Situation Report | June 15, 2020
In comments to the U.S. Centers for Medicare and Medicaid Services (CMS) last week, HCA focused on three principal areas of the proposed hospice rule for fiscal year (FY) 2021: hospice wage index updates and revisions based on new Core-Based Statistical Area (CBSA) designations published by the Office of Management and Budget (OMB) in 2018; CMS’s proposed elimination of the Service Intensity Add-on (SIA) budget neutrality factor; and upcoming changes to the hospice election statement, along with a new addendum requirement.
In the comments, HCA Vice President for Finance and Management Patrick Conole reasserted HCA’s request for “wholesale revision and reform” of the pre-floor, pre-reclassified wage index which is “wholly inadequate for adjusting hospice and home health costs.”

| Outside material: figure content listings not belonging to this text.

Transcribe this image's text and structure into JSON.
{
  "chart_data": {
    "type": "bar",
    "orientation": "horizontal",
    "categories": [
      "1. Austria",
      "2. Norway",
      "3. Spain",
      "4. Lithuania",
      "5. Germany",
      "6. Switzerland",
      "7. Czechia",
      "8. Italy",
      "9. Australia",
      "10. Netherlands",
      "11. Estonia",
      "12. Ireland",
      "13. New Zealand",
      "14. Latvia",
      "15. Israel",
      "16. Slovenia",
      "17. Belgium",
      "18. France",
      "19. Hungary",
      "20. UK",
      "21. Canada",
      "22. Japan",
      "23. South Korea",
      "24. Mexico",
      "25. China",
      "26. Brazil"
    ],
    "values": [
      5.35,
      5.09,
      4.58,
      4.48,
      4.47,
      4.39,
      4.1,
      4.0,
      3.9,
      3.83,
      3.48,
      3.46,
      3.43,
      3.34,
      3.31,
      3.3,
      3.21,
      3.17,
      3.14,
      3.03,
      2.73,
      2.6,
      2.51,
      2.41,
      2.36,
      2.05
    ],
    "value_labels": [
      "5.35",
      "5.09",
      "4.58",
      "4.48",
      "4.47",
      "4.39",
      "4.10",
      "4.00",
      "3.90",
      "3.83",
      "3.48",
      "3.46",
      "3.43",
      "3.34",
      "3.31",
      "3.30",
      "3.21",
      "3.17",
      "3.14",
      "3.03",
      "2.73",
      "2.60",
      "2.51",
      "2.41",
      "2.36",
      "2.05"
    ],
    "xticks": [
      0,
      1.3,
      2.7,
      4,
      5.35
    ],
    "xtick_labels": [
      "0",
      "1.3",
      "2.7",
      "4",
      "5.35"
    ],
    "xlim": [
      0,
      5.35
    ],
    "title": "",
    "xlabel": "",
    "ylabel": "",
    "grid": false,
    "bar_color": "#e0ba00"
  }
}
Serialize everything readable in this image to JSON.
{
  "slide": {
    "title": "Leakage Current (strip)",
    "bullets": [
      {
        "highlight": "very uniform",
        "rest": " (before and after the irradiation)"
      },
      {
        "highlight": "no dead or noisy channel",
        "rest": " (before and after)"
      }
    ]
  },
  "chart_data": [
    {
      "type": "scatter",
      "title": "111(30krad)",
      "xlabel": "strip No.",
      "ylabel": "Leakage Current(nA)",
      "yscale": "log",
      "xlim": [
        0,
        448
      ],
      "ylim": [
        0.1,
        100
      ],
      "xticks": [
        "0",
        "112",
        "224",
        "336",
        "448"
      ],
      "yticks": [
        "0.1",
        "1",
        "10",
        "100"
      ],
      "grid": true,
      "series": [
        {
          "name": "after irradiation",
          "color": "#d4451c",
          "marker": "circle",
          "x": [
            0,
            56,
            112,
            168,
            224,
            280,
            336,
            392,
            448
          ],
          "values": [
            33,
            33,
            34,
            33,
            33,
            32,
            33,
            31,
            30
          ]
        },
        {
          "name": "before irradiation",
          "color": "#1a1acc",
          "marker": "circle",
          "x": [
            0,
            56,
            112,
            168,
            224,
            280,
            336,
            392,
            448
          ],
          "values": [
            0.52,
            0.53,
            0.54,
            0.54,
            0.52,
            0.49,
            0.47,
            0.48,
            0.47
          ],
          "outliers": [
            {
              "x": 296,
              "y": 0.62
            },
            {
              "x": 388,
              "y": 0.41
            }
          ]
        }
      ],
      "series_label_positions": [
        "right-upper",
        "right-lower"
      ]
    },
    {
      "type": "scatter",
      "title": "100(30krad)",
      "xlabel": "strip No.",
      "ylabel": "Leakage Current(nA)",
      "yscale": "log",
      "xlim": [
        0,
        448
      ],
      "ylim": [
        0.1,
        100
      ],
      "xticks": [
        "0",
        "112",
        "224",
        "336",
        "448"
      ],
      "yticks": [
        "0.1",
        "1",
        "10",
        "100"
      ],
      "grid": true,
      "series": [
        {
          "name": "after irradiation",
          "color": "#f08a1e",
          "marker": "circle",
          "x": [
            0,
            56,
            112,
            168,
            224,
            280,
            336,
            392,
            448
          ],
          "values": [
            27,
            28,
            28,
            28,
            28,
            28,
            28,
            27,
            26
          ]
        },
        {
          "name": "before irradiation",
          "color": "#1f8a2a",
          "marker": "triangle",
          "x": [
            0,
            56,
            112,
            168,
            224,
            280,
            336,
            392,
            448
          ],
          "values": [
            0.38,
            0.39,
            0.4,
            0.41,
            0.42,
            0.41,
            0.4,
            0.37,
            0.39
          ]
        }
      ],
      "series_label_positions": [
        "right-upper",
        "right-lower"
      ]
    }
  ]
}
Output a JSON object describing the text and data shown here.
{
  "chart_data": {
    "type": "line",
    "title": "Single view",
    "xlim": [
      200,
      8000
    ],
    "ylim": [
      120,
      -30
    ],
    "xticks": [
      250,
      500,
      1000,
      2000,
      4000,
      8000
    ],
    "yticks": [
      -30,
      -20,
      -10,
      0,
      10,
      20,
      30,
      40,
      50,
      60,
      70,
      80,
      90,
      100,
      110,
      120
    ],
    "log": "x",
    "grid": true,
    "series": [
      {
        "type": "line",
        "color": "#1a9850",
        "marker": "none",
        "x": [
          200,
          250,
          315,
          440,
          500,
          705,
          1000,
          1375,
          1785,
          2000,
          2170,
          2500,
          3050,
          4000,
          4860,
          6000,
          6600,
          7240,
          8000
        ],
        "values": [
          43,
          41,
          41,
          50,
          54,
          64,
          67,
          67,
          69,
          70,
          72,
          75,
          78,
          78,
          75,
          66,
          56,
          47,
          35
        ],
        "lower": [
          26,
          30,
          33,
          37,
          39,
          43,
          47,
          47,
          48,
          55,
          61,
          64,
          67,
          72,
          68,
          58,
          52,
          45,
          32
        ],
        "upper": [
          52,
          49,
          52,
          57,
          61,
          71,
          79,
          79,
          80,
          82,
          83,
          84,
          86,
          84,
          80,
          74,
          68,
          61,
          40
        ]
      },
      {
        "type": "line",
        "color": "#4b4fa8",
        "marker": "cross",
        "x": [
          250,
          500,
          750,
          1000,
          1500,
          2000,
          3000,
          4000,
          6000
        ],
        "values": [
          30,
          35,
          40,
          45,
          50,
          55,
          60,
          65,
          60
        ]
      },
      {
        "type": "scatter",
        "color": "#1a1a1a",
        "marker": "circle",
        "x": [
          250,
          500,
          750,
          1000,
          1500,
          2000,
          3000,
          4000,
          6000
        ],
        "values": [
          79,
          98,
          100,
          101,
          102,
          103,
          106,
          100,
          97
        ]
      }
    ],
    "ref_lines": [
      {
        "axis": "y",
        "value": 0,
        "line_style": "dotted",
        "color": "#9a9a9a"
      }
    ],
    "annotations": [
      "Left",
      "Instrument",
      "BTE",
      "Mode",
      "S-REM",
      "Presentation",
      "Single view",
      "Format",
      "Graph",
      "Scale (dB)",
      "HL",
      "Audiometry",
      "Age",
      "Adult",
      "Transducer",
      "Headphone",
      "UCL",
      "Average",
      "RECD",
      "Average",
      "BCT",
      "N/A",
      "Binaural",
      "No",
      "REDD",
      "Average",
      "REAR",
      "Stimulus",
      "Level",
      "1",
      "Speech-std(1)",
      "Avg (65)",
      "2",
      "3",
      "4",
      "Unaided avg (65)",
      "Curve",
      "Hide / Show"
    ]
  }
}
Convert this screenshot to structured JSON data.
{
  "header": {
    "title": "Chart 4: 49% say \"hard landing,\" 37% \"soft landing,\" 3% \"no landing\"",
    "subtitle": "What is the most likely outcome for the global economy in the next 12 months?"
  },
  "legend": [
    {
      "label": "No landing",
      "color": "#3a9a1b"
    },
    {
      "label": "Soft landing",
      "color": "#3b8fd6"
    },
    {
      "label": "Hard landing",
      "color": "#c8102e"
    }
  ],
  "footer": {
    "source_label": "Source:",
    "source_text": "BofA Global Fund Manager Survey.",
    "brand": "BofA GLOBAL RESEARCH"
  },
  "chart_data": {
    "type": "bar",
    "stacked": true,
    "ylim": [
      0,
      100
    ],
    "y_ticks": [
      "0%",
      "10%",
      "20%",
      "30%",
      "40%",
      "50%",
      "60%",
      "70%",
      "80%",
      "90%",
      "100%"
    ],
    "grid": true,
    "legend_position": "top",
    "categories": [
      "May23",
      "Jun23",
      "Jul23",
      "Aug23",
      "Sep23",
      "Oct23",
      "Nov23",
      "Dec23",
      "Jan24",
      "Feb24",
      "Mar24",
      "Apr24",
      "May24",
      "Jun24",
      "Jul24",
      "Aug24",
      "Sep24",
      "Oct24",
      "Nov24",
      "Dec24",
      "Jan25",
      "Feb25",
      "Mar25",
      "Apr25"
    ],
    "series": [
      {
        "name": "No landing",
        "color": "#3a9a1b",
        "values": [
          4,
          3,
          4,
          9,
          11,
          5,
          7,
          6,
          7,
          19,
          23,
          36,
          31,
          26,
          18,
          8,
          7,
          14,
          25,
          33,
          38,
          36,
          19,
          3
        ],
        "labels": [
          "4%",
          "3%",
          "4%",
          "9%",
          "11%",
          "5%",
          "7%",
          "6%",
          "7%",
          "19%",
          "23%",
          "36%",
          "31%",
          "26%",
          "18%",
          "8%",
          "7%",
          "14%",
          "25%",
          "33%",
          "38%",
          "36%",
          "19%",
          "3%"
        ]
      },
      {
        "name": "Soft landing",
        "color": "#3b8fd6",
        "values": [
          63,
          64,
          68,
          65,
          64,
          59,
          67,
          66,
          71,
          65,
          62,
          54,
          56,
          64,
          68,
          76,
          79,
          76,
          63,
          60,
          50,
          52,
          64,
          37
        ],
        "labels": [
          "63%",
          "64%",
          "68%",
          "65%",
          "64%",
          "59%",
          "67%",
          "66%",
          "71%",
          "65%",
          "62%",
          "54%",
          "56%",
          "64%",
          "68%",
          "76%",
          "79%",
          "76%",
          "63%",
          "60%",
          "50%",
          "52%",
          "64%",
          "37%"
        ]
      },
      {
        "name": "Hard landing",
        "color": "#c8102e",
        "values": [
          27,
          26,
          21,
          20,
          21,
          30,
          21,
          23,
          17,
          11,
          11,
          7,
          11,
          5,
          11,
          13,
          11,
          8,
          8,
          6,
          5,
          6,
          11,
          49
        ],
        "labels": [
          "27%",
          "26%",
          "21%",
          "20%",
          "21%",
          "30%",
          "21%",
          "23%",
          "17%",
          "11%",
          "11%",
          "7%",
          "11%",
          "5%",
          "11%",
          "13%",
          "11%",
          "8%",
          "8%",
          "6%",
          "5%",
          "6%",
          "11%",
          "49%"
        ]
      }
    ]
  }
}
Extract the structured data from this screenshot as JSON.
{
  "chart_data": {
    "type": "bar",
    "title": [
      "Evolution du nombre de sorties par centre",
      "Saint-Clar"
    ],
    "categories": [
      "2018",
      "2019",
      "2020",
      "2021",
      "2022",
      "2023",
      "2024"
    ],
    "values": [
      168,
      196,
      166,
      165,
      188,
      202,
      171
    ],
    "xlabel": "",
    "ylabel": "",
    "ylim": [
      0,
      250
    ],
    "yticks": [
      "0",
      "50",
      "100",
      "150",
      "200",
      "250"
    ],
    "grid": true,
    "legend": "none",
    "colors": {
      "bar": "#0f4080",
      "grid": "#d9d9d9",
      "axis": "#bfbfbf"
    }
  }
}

CMS has included a 5-percent cap on losses in wage index values — a welcome safeguard that should be strengthened even further, to a 3-percent cap on losses, in order to ease the impact of wage index revisions and “protect hospice providers who are already operating with negative or razor-thin operating margins,” we write.
In the interest of simplifying the payment calculations, CMS is proposing to eliminate the SIA budget neutrality factor beginning with FY 2021. Given the change, we urge CMS to monitor visits in the final week of life — when the SIA applies — to determine if CMS’s proposal should be revisited based on the data, especially if recent increases in the hourly rate for Continuous Home Care (CHC) and new Hospice Compare measures (i.e., “hospice visits when death is imminent”) may ultimately alter SIA utilization.
The biggest share of our comments address questions and concerns about the timing and content of the modified election statement and election statement addendum requirements. Given that the model versions were released for review at the height of the COVID-19 pandemic — and would become effective in October, when some health experts predict a second wave of COVID-19 — we’ve called on CMS to delay the implementation date for at least a full year. The delay should also be timed to the end of the COVID-19 public health emergency, similar to the way CMS has indexed its implementation delays for OASIS-E and other previously scheduled policy changes.
This delay is further justified by many procedural and content questions outlined in our comments.